Our linear, utilitarian view of time may be simply a construct of this modern, materialist civilization. What's the rush? What does it mean?
BUENOS AIRES — Our conception of time is based on certain unresolved paradoxes. On the one hand, there is Saint Augustine's classic proposition that capturing the present is impossible, that this very instant is inconceivable. While our binary logic thinks through definitions that create limits between what is and what is not, the moment flows and becomes, being and not being simultaneously. Every time I want to conceptualize the now, it has ceased to be. Time always evades us.
Then, as the philosopher Paul Ricoeur would say, there is the impossibility of resolving the question of whether time is subjective or objective. We are in fact conscious of time subjectively, in terms of "my" or your past, present and future. Yet time surpasses us. We neither create nor dominate it. It comes and goes. There is an objective time, but we access it subjectively.

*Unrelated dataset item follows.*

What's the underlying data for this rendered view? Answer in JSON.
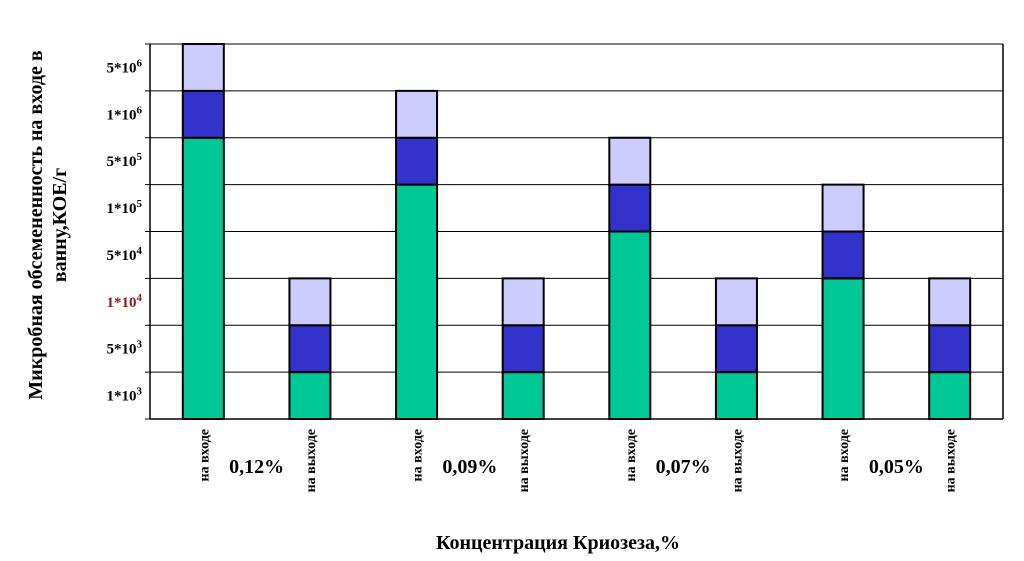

Thus our culture has gradually normalized a linear image of time that is also associated with a string of established values like productivity, profit and efficiency. What is linear time? It is the idea of time as a progressive line with a certain continuity of meaning, as if the progression ensured the completion of a whole. It is the purposeful vision philosophers call teleology. Instants here are like road markers or sign posts that mean nothing yet, but will acquire meaning when seen from the end of the linear stretch. We are thus fulfilling a purpose in the course of our time. It is like an assembly line whose only glitch is that we are its final product.

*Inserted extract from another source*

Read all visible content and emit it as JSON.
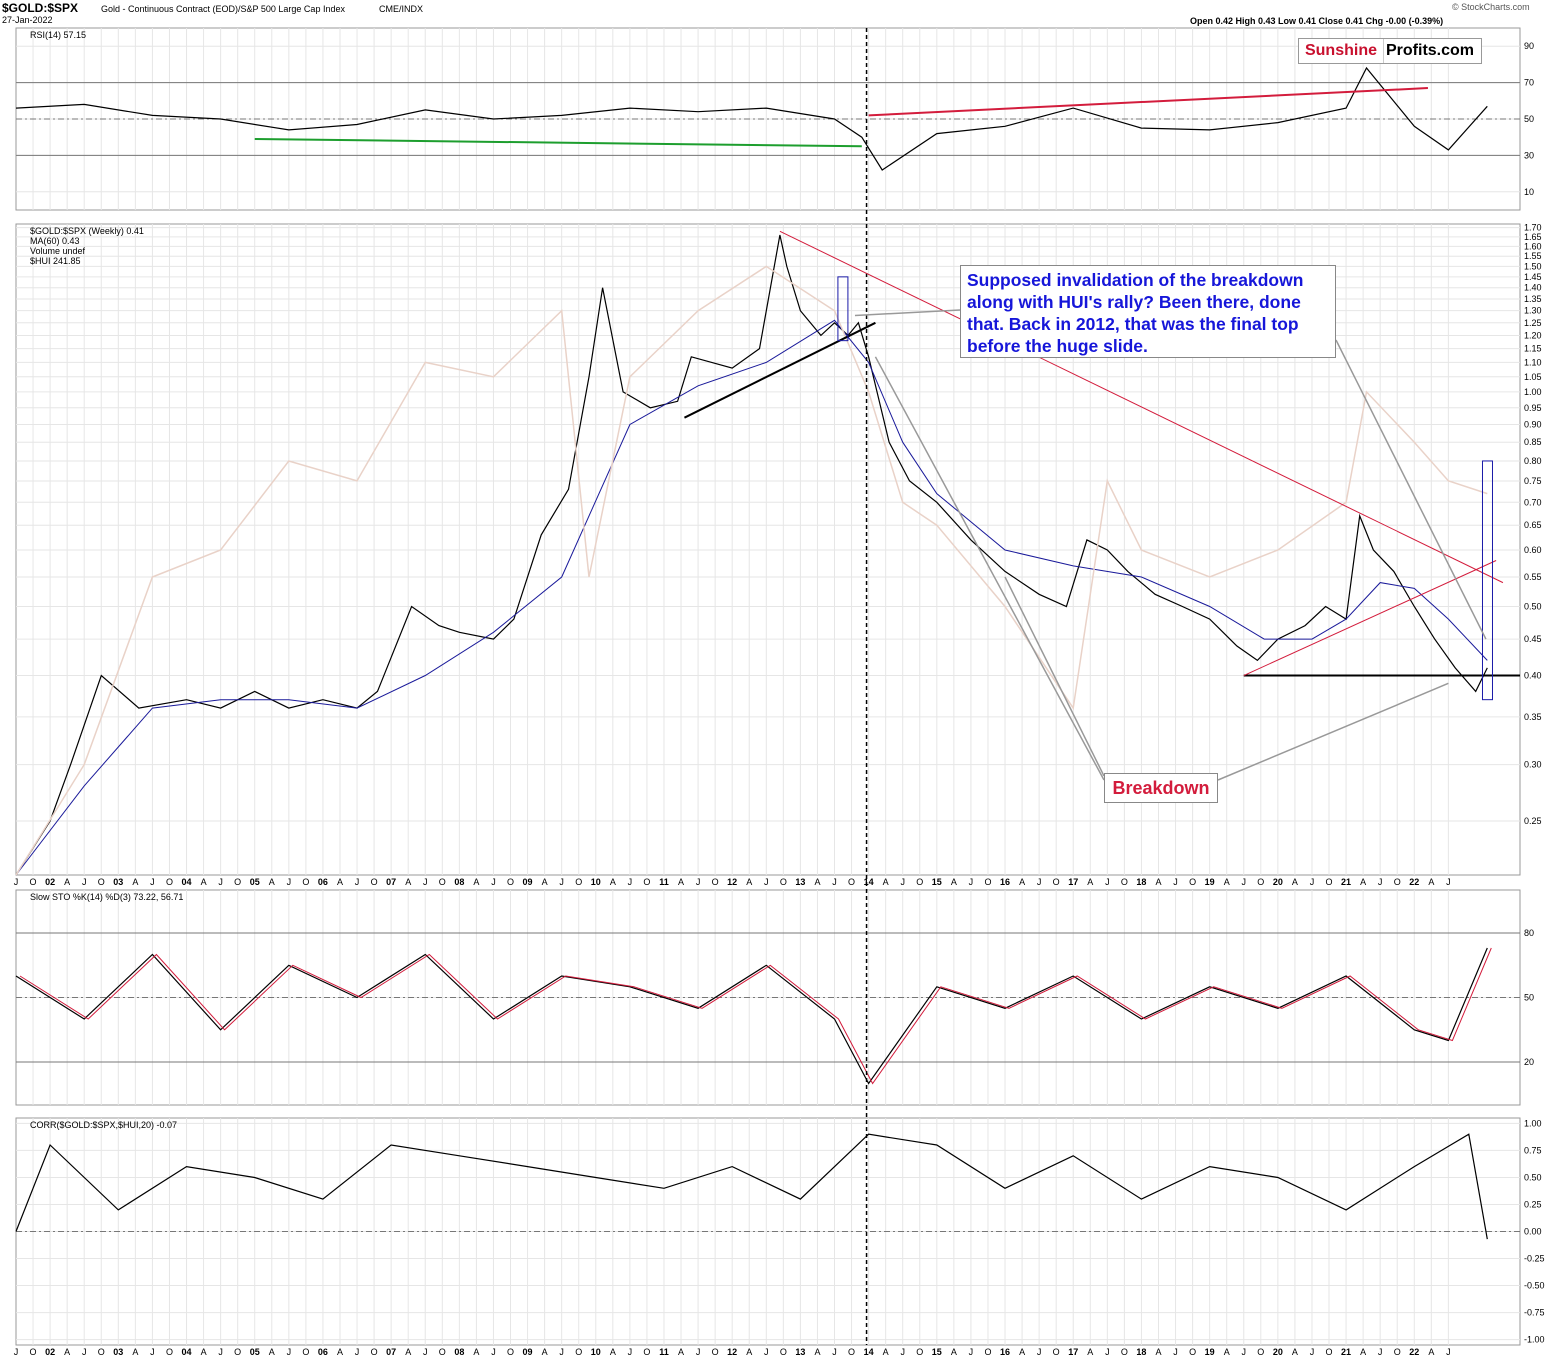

There is clearly a Christian root to this idea. After the original sin, worldly time appeared to be nothing more than an attempt to reconcile ourselves with the Divine. Living is carrying out commands that assure salvation. Beyond the religious story, the linear, teleological matrix persists in the modern world. To live is to be here for a purpose you must fulfill: The meaning of life is to ensure life has a meaning. And Capitalism will duly turn any remaining time on our hands into a productive investment, even if at the end, whatever its returns, the production chain will stop.
Could we live the time experience another way? Perhaps less quantitatively, and more qualitatively? We could perhaps think of our time not from an economic, but from an artistic perspective wherein time becomes a poem or a song whose every verse is valid in itself and within the whole, and whose last chord terminates and completes the opus. Escaping the productivity matrix, we thus reformulate notions of profit and loss. Instead of making use of time one could discard it, and make the inversion a doorway to let in the unforeseen.
Alternative pace, different directions — Photo: John Bastoen
Walter Benjamin suggested that a single historical course or direction could be equally viewed as progressive or calamitous. The Jewish Sabbath interrupts the work week to create a space that is unproductive, and existential. The Latin carpe diem advice to "seize the day" on the other hand seeks to fragment that time line in order to give depth and significance to every instant.
But as some of the great thinkers have pointed out, the definition and duration of a moment is an open question. Moments do not last, but express another means of relating to time. When we sit "awhile" to read or do nothing, we are making a break in our linear conception of time, or interrupting its putative progression. But does time move, or run or even "run out?" Does it have inherent meaning, or does our conscience seek a meaning we know to be absent? Where does this leave the notion of haste? Indeed, what's the hurry since we are all heading straight for oblivion.